Updated: Jul 22, 2020

I have been a fan of Peggy Rathmann’s “Goodnight Gorilla” since the very first time I read it. The cool thing about this popular book is that there aren’t very many words at all! This style of book really allows us to use our imagination about how to use this book with our kids. Here are a few suggestions about how you can read “Goodnight Gorilla” with your little one.

Daughter and Mother reading a book together.
Storytime is a good time for interactive learning.

Describe the picture: Just because there aren’t words on the page, doesn’t mean that you have to quickly move to the next page once you’ve read all the words. Tell your kiddo what you see in the pictures and point while you are talking. I see a monkey! Look- there’s a mouse holding a banana! Don’t be shy to ask them “what do you see?” They may point, babble, use a word, or maybe they may try to move onto the next page instead of answering (that’s ok too!)

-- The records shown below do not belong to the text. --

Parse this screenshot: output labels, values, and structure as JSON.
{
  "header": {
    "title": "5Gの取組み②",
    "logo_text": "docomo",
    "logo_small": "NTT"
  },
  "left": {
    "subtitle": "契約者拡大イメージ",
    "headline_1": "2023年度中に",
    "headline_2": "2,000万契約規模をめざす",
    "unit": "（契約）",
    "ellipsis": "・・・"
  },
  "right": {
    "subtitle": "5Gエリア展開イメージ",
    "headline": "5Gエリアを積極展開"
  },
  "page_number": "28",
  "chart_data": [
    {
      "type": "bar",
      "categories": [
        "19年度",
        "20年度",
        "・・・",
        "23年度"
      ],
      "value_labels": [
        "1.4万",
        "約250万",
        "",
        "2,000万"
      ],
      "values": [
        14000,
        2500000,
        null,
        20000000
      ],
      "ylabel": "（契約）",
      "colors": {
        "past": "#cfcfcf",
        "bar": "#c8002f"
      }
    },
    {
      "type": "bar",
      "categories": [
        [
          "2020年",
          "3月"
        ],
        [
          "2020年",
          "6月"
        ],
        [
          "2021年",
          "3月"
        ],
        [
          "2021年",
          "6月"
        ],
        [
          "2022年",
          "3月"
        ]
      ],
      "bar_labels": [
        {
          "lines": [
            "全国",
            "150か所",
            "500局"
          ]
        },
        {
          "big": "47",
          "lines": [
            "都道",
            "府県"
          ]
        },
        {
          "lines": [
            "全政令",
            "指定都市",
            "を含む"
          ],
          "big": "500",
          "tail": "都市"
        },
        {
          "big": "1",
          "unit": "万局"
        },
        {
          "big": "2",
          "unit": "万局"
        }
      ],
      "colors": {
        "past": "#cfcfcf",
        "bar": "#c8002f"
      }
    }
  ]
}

Animal sounds: On every page, point to the different animals and say the animal sound. If you don’t know the sound the animal makes, make it up! The hyena might laugh, the giraffe may stick out its tongue, the armadillo could make a silly “me-me-me” sound. Whatever silly sound you can think of, that works. It is more important that your kid learns to copy you than says the correct animal sound during this activity.

Where’s the banana?: On every single page, a mouse is holding a banana. Make it a game to find the banana. You also can search for the moon in this book, but I will warn you that the moon isn’t on every single page of the book.

Pet the animals: This is a great way to get your kiddo to interact with the book. First “pet” the gorilla on the first page (i.e., stroke the picture like you are petting the animal). You can also say “aww” while you are petting the animal. Then ask your kid to pet the gorilla. Then go through the whole book petting the different animals. If your little one really likes this, you can turn it into a listening game by telling them which animal to pet when there are multiple animals (e.g., “pet the mouse!”)

Actions: We often talk about objects or colors we see in photos, but don’t forget to talk about action words during book reading time. Talk about what you see the animals and people doing in the pictures. Look! The monkey is opening the cage! The man is walking home! The monkey is sleeping!

Include other goofy sounds: Incorporating goofy and silly sounds can be an amazing way to get your kiddo interested in the story. Maybe every time the monkey opens another cage, you point to it and say “uhoh!” Perhaps when all the animals are crawling into bed, you give a long dramatic yawn. When the wife discovers the animals, you can put your hands on your cheeks and let out a big gasp. Before you even start the book, the monkey is putting his finger to his lips and so you might say “ssssh”!

There are so many ways to read the “Goodnight Gorilla” book. Don’t feel pressured to choose one method and stick with it forever. You can focus on animal sounds one day and then search for the banana the next.